Di fatto si sta incrementando un'equazione pericolosa tra cittadino e contribuente, dimenticando che nessun cittadino si identifica sempre con il contribuente, perché non lo è finché non lavora, non lo può essere quando a causa di una patologia non può lavorare, non lo sarà quando perderà o non troverà il lavoro e resterà imprigionato nelle maglie della povertà e dell'emarginazione. I nuovi burocrati della salute hanno preso troppo sul serio la nozione di azienda sanitaria e stanno dimenticando che le loro stesse politiche sono un costo per la collettività, e che i prezzi per gli interventi, le operazioni, le degenze non sono scritti sulle tavole della legge dell'economia, ma sono di fatto decisi secondo prospettive di mercato in cui la razionalizzazione delle spese va sempre più nella direzione di garantire utili per gli investitori, senza ricadute equivalenti sull'assistenza ai cittadini.
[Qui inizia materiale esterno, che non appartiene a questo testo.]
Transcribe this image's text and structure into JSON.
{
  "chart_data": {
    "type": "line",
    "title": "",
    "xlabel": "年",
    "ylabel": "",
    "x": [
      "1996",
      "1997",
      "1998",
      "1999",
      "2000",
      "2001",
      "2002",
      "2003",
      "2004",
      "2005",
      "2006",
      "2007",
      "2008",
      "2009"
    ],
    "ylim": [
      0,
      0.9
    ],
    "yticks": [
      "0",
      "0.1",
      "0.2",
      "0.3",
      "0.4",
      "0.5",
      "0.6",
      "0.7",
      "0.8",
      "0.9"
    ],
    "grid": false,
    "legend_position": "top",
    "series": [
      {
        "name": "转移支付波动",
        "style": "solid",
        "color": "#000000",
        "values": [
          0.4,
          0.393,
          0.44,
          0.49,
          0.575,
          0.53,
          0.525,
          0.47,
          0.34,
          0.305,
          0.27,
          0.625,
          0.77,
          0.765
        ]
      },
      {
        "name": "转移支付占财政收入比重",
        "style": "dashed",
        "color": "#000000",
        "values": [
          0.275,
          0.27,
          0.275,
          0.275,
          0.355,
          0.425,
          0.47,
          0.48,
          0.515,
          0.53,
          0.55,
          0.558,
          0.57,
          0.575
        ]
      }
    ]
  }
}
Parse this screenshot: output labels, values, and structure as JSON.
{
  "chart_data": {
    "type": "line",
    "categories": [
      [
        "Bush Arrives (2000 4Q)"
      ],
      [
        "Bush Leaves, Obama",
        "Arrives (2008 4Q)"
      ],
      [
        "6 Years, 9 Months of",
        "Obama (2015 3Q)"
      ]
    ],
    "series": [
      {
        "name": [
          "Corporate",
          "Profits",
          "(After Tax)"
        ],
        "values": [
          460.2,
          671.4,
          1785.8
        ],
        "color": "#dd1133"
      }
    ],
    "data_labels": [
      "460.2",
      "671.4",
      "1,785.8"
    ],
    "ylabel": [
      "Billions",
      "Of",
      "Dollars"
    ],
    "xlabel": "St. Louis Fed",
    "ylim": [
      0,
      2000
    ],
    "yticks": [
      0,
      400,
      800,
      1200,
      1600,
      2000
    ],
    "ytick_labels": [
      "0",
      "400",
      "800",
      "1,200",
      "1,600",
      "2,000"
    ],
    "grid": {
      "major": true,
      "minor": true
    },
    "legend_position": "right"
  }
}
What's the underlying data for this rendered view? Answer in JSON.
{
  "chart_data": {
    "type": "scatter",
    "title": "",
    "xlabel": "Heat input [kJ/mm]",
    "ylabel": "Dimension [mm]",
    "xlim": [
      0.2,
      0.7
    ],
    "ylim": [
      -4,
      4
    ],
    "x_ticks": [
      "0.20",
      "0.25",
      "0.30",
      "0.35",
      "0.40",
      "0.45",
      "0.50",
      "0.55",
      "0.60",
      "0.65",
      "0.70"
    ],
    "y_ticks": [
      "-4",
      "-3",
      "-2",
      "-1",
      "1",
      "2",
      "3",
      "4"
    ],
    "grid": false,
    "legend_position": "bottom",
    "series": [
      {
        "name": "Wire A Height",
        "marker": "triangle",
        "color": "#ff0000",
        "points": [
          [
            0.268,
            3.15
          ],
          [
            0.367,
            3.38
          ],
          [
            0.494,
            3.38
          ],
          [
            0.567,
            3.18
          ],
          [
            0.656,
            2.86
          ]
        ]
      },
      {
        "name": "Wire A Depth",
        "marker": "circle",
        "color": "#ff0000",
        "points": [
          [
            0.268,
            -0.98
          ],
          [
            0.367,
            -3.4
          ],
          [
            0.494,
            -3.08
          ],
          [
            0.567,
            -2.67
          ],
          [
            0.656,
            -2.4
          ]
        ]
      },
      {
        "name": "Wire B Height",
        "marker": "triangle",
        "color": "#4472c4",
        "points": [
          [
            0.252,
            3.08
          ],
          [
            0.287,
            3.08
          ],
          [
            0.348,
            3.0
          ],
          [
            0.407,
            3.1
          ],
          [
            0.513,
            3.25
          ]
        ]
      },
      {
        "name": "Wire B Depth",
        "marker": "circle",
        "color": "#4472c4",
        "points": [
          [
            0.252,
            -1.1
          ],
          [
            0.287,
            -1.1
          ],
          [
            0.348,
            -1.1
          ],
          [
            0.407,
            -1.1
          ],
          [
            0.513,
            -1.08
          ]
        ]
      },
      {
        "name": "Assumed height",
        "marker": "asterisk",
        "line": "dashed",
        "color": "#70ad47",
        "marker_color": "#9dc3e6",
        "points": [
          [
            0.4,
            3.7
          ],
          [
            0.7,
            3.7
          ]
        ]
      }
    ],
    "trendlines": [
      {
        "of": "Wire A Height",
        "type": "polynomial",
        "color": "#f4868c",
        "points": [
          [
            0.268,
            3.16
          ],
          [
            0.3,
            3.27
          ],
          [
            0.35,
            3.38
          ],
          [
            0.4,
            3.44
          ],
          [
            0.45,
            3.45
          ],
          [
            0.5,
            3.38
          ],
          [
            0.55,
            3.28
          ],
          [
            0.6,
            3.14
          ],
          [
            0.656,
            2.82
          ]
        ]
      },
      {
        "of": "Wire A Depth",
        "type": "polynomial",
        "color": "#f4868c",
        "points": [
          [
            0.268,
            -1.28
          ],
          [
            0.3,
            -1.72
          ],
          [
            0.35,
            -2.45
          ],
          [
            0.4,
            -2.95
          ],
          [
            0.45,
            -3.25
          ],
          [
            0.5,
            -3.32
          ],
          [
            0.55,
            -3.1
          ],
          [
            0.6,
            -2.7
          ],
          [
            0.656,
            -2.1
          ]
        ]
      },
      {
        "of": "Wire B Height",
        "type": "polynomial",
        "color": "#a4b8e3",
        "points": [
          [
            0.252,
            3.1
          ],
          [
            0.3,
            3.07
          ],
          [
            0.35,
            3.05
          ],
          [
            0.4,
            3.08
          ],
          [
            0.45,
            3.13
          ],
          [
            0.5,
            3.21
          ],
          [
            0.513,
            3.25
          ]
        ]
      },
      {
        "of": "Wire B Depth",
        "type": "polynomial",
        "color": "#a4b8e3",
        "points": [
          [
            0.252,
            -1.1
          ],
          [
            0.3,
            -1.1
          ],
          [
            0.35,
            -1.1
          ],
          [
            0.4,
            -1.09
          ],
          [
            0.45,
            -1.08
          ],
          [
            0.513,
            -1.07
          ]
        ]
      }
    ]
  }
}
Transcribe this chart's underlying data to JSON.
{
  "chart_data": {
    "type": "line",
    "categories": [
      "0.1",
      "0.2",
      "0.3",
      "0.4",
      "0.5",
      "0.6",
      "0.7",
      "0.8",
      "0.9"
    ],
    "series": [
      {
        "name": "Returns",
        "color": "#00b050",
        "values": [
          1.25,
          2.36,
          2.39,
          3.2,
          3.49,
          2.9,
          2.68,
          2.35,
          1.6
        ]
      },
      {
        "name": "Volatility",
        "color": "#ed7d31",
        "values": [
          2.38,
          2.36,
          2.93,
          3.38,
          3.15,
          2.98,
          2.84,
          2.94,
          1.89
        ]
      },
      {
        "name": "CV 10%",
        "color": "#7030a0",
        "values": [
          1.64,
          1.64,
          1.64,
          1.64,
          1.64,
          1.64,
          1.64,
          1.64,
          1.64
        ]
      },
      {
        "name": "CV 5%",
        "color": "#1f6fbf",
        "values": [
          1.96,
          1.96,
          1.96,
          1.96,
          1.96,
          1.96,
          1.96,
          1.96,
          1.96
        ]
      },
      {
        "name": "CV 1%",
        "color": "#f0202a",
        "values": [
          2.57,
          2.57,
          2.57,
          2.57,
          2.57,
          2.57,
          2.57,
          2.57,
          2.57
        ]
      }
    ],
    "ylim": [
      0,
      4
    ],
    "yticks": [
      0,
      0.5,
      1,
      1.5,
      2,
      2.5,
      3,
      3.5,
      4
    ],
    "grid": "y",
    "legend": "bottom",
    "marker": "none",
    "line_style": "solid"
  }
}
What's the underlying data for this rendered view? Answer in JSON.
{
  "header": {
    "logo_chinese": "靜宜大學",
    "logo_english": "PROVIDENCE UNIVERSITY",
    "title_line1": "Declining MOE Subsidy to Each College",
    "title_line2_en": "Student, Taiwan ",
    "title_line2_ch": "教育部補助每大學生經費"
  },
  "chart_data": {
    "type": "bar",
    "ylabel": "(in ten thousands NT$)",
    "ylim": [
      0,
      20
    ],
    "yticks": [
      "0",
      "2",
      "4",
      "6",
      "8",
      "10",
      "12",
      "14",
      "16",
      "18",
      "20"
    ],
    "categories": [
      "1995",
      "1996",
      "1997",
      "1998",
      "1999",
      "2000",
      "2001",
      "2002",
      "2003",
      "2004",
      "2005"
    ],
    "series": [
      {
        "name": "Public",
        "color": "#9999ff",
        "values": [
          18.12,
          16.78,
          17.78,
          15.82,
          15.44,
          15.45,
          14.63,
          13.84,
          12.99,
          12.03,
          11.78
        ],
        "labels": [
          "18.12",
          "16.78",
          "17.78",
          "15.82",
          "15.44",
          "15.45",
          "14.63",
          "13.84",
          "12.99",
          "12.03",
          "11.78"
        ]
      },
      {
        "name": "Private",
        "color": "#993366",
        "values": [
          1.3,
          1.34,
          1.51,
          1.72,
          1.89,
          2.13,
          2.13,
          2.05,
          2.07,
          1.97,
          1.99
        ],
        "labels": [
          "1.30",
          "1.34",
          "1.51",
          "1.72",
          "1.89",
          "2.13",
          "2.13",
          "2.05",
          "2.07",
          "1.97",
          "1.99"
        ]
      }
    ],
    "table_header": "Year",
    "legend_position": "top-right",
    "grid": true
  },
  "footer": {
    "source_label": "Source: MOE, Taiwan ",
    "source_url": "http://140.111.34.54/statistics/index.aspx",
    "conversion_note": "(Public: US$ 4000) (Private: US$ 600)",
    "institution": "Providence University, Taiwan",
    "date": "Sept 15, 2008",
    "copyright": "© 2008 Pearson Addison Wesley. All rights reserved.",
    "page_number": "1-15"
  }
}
Sì, bisogna mettere mano ai sistemi sanitari, razionalizzare le spese, rivedere i costi, ma tutto ciò deve essere fatto discutendo le priorità, rivedendo e ridiscutendo le forme di investimento, che non mancano, nel settore sanitario. Non basta indicare nella cartella clinica del paziente il costo di un intervento se non si dice anche quanto guadagna l'intero settore, dal personale tecnico amministrativo alle ditte farmaceutiche. Le uscite sono infatti anche delle entrate, e forse la questione che dovremo affrontare è anche la voce delle entrate nelle tasche di una parte della società. Se non vogliamo nuove e sottili barbarie dobbiamo avere il coraggio di pensare all'economia come a un mezzo decisivo per la vita della società e non viceversa.